Cooking on Bananas

1 Sep, 2004 | Science And TechnologyTdpGlobal Politics

As anyone who has trawled the archives of this site, or been reading it long enough, will know, I'm a bit of a vocalist when it comes of the western world's addiction to oil. With oil prices seemingly hitting new highs everyday, surely now the west must wake up to fact that we have built our economic foundations on the sand and not on the rock. Our reliance on oil makes our economies very fragile, and world demand is only going to increase (this is, incidently, possibly a reason for Bush starting the Iraq war, it may well have been for the oil, but economic benefit may not have been the primary motive, the world is going to need all the oil it can get soon, and Iraq has plenty it wasn't able to make full use of, so the US government may have been acting in such a way to try and secure at least a temporary respite from impending economic meltdown -- or they may have been thinking 'damn them gas prices is high, my hummer is costing a lot to run, better get in Iraq and secure more oil, get these prices down, y'all.'), it's a weak link that makes us act unrationally and without the necessary neutrality global politics requires.

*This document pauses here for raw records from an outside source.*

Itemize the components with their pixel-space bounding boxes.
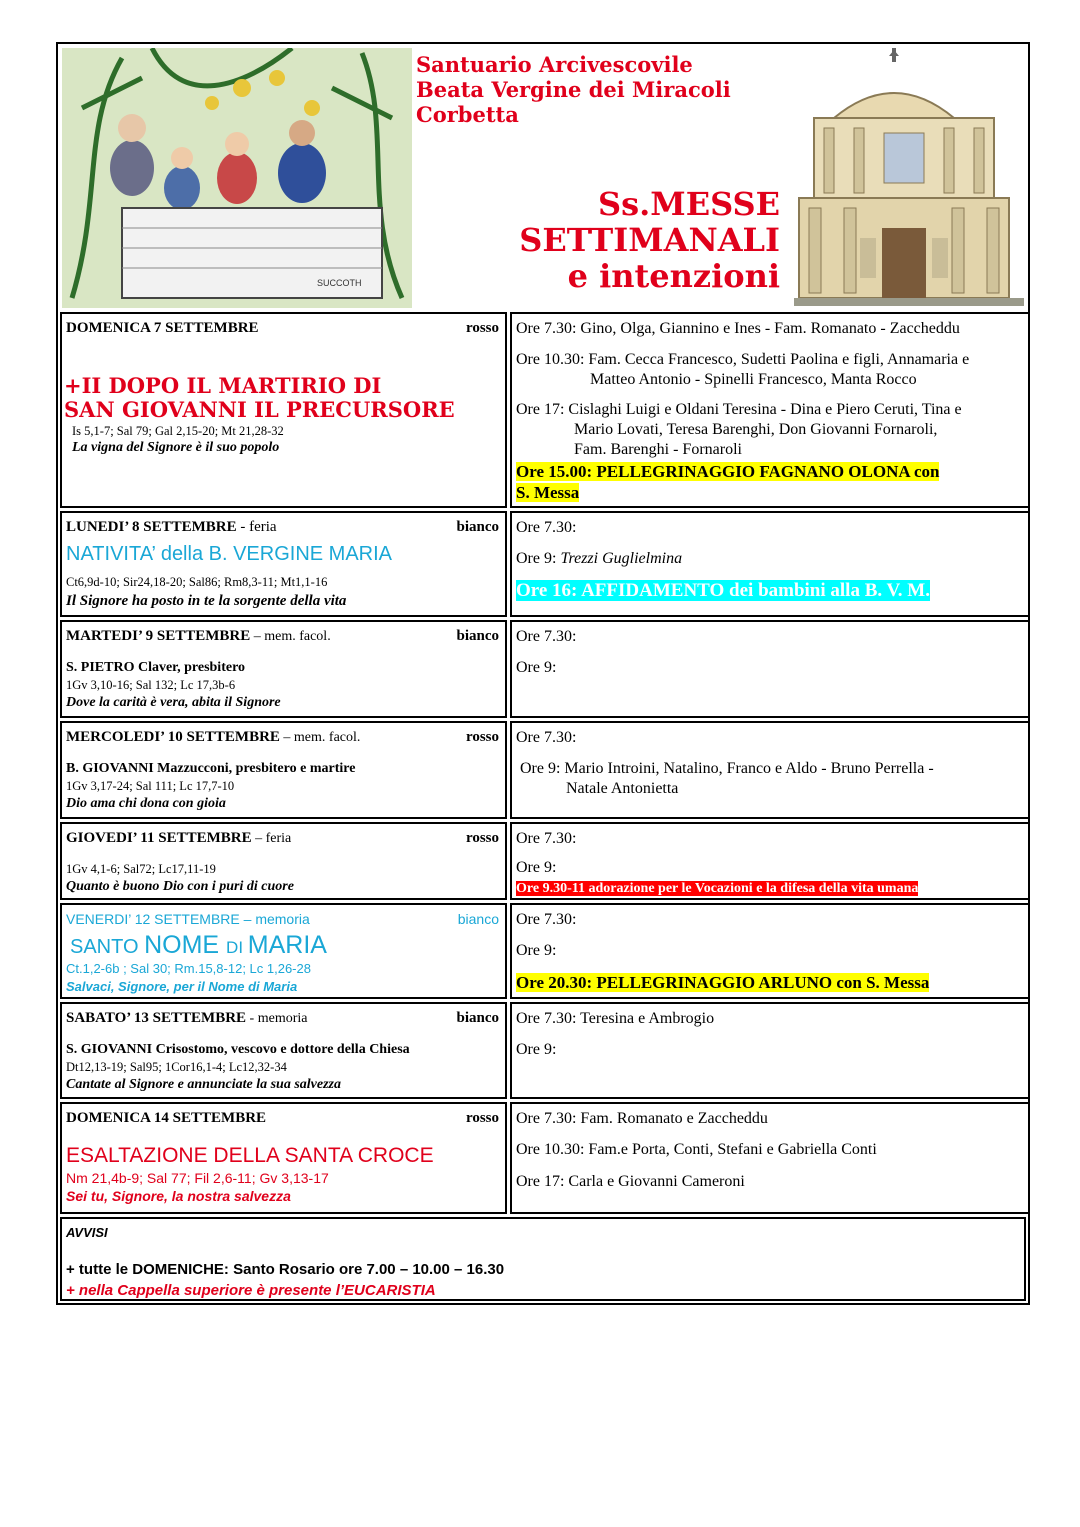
day-type: - memoria: [246, 1011, 308, 1026]
mass-entry: Ore 17: Cislaghi Luigi e Oldani Teresina - Dina e Piero Ceruti, Tina e: [516, 401, 962, 418]
mass-entry-cont: Fam. Barenghi - Fornaroli: [574, 441, 742, 458]
mass-time: Ore 9:: [516, 550, 561, 567]
day-cell-sun-14: [60, 1102, 507, 1214]
mass-entry-cont: Mario Lovati, Teresa Barenghi, Don Giovanni Fornaroli,: [574, 421, 938, 438]
adoration-text: Ore 9.30-11 adorazione per le Vocazioni e la difesa della vita umana: [516, 881, 919, 896]
day-date: DOMENICA 7 SETTEMBRE: [66, 320, 259, 336]
masses-heading-line-1: Ss.MESSE: [598, 185, 780, 223]
feast-title: [64, 374, 455, 422]
day-type: – memoria: [239, 911, 310, 927]
feast-word: NOME: [144, 931, 227, 959]
readings: Ct.1,2-6b ; Sal 30; Rm.15,8-12; Lc 1,26-28: [66, 961, 311, 976]
mass-entry: Ore 9:: [516, 859, 557, 876]
mass-entry-cont: Matteo Antonio - Spinelli Francesco, Manta Rocco: [590, 371, 917, 388]
mass-entry: Ore 7.30: Fam. Romanato e Zaccheddu: [516, 1110, 768, 1127]
liturgical-color: rosso: [465, 830, 499, 846]
masses-cell-wed-10: [510, 721, 1030, 819]
readings: Is 5,1-7; Sal 79; Gal 2,15-20; Mt 21,28-32: [72, 424, 284, 438]
day-date: SABATO’ 13 SETTEMBRE: [66, 1010, 247, 1026]
church-facade-picture: [794, 48, 1024, 306]
motto: La vigna del Signore è il suo popolo: [72, 440, 280, 455]
day-date: GIOVEDI’ 11 SETTEMBRE: [66, 830, 252, 846]
masses-cell-sun-14: [510, 1102, 1030, 1214]
masses-heading-line-3: e intenzioni: [567, 257, 780, 295]
notices-title: AVVISI: [66, 1225, 108, 1240]
mass-entry: Ore 9:: [516, 1041, 557, 1058]
mass-entry: Ore 7.30: Teresina e Ambrogio: [516, 1010, 715, 1027]
readings: Nm 21,4b-9; Sal 77; Fil 2,6-11; Gv 3,13-17: [66, 1170, 329, 1186]
feast-word: DI: [226, 938, 248, 957]
masses-cell-sat-13: [510, 1002, 1030, 1099]
motto: Quanto è buono Dio con i puri di cuore: [66, 879, 294, 894]
title-line-1: Santuario Arcivescovile: [416, 52, 693, 77]
liturgical-color: bianco: [456, 628, 499, 644]
schedule-sheet: [56, 42, 1030, 1305]
pilgrimage-notice: [516, 462, 1022, 504]
feast-line-2: SAN GIOVANNI IL PRECURSORE: [64, 397, 455, 422]
pilgrimage-line-2: S. Messa: [516, 483, 580, 502]
entrustment-notice: [516, 581, 1022, 602]
mass-entry-cont: Natale Antonietta: [566, 780, 679, 797]
day-type: – feria: [251, 831, 292, 846]
liturgical-color: bianco: [456, 1010, 499, 1026]
day-date: DOMENICA 14 SETTEMBRE: [66, 1110, 267, 1126]
saint: B. GIOVANNI Mazzucconi, presbitero e martire: [66, 761, 356, 776]
feast-title: [70, 931, 327, 960]
day-cell-sat-13: [60, 1002, 507, 1099]
motto: Salvaci, Signore, per il Nome di Maria: [66, 979, 298, 994]
notice-rosary: + tutte le DOMENICHE: Santo Rosario ore 7.00 – 10.00 – 16.30: [66, 1261, 505, 1278]
mass-entry: Ore 9: Mario Introini, Natalino, Franco e Aldo - Bruno Perrella -: [520, 760, 934, 777]
readings: 1Gv 3,17-24; Sal 111; Lc 17,7-10: [66, 779, 235, 793]
saint: S. GIOVANNI Crisostomo, vescovo e dottore della Chiesa: [66, 1042, 410, 1057]
day-date: MARTEDI’ 9 SETTEMBRE: [66, 628, 251, 644]
day-cell-wed-10: [60, 721, 507, 819]
mass-intention: Trezzi Guglielmina: [560, 550, 683, 567]
motto: Dove la carità è vera, abita il Signore: [66, 695, 281, 710]
masses-cell-sun-7: [510, 312, 1030, 508]
painting-picture: [62, 48, 412, 308]
feast-title: NATIVITA’ della B. VERGINE MARIA: [66, 543, 392, 565]
day-type: – mem. facol.: [279, 730, 361, 745]
feast-word: SANTO: [70, 936, 145, 958]
motto: Sei tu, Signore, la nostra salvezza: [66, 1188, 291, 1204]
mass-entry: Ore 7.30:: [516, 911, 577, 928]
readings: Ct6,9d-10; Sir24,18-20; Sal86; Rm8,3-11; Mt1,1-16: [66, 575, 328, 589]
day-cell-mon-8: [60, 511, 507, 617]
pilgrimage-text: Ore 20.30: PELLEGRINAGGIO ARLUNO con S. Messa: [516, 973, 930, 992]
feast-line-1: +II DOPO IL MARTIRIO DI: [64, 373, 382, 398]
masses-cell-thu-11: [510, 822, 1030, 900]
adoration-notice: [516, 878, 1022, 899]
motto: Dio ama chi dona con gioia: [66, 796, 226, 811]
day-type: – mem. facol.: [250, 629, 331, 644]
mass-entry: Ore 9:: [516, 659, 557, 676]
pilgrimage-notice: [516, 973, 1022, 994]
header: [60, 46, 1026, 308]
notice-eucharist: + nella Cappella superiore è presente l’EUCARISTIA: [66, 1282, 436, 1299]
saint: S. PIETRO Claver, presbitero: [66, 660, 246, 675]
mass-entry: Ore 10.30: Fam. Cecca Francesco, Sudetti Paolina e figli, Annamaria e: [516, 351, 970, 368]
masses-cell-fri-12: [510, 903, 1030, 999]
liturgical-color: bianco: [456, 519, 499, 535]
day-cell-sun-7: [60, 312, 507, 508]
masses-heading: [519, 186, 780, 294]
readings: 1Gv 3,10-16; Sal 132; Lc 17,3b-6: [66, 678, 236, 692]
painting-signature: SUCCOTH: [317, 278, 362, 288]
day-cell-fri-12: [60, 903, 507, 999]
mass-entry: Ore 7.30:: [516, 628, 577, 645]
mass-entry: Ore 7.30:: [516, 519, 577, 536]
mass-entry: [516, 549, 1022, 569]
mass-entry: Ore 9:: [516, 942, 557, 959]
readings: 1Gv 4,1-6; Sal72; Lc17,11-19: [66, 862, 216, 876]
motto: Il Signore ha posto in te la sorgente della vita: [66, 593, 347, 609]
mass-entry: Ore 10.30: Fam.e Porta, Conti, Stefani e Gabriella Conti: [516, 1141, 877, 1158]
entrustment-text: Ore 16: AFFIDAMENTO dei bambini alla B. V. M.: [516, 580, 930, 601]
mass-entry: Ore 17: Carla e Giovanni Cameroni: [516, 1173, 745, 1190]
day-date: LUNEDI’ 8 SETTEMBRE: [66, 519, 237, 535]
mass-entry: Ore 7.30: Gino, Olga, Giannino e Ines - Fam. Romanato - Zaccheddu: [516, 320, 960, 337]
masses-cell-tue-9: [510, 620, 1030, 718]
pilgrimage-line-1: Ore 15.00: PELLEGRINAGGIO FAGNANO OLONA con: [516, 462, 940, 481]
liturgical-color: rosso: [465, 1110, 499, 1126]
title-line-2: Beata Vergine dei Miracoli: [416, 77, 731, 102]
liturgical-color: rosso: [465, 320, 499, 336]
masses-heading-line-2: SETTIMANALI: [519, 221, 780, 259]
notices-box: [60, 1217, 1026, 1301]
day-date: MERCOLEDI’ 10 SETTEMBRE: [66, 729, 280, 745]
masses-cell-mon-8: [510, 511, 1030, 617]
liturgical-color: bianco: [457, 911, 499, 927]
day-cell-tue-9: [60, 620, 507, 718]
readings: Dt12,13-19; Sal95; 1Cor16,1-4; Lc12,32-34: [66, 1060, 287, 1074]
feast-word: MARIA: [247, 931, 327, 959]
motto: Cantate al Signore e annunciate la sua salvezza: [66, 1077, 341, 1092]
feast-title: ESALTAZIONE DELLA SANTA CROCE: [66, 1144, 434, 1167]
title-line-3: Corbetta: [416, 102, 519, 127]
day-date: VENERDI’ 12 SETTEMBRE: [66, 911, 240, 927]
liturgical-color: rosso: [465, 729, 499, 745]
mass-entry: Ore 7.30:: [516, 830, 577, 847]
mass-entry: Ore 7.30:: [516, 729, 577, 746]
day-type: - feria: [236, 519, 277, 535]
sanctuary-title: [416, 52, 731, 127]
day-cell-thu-11: [60, 822, 507, 900]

With that in mind, I was obviously happy to hear that Australian engineers have created electricity by using methane from decomposing bananas and UK scientists have developed a way to extract hydrogen from sunflower oil. Using decomposing organic material to produce methane to fuel powerstations isn't a new idea, but making use of bananas that would otherwise simply go to waste is a fantastic way to recycle and produce power.

For a slightly less scientific method, I like Dan Cederholm's idea about having a hand crank in every home that you legally had to crank for say 5 mins a day, or, as he also suggests, hooking up gyms to the grid (I'm sure gyms would get in on the act if they were getting money off their bill!). Not much effort (and we could use a little more excercise), but multiply that by 60 million people and that must add up to a significant amount (say we only produce 10 watts each, that's 600 megawatts in all).

On a similar note, and I haven't seen the series yet, but check out Eco Trekker, where 'Shaun is attempting to cross 30 states using 12 cool [alternative] fuel sources... . Anyone fancy a corn whiskey-powered BMW Z3?'

Change is afoot, but it can't come fast enough as far as I'm concerned, and all of our governments need to wake up to this fact and get helping these people; provide subsides, tax relief, incentives, perhaps a prize like the Ansari X-Prize but for renewable fuels.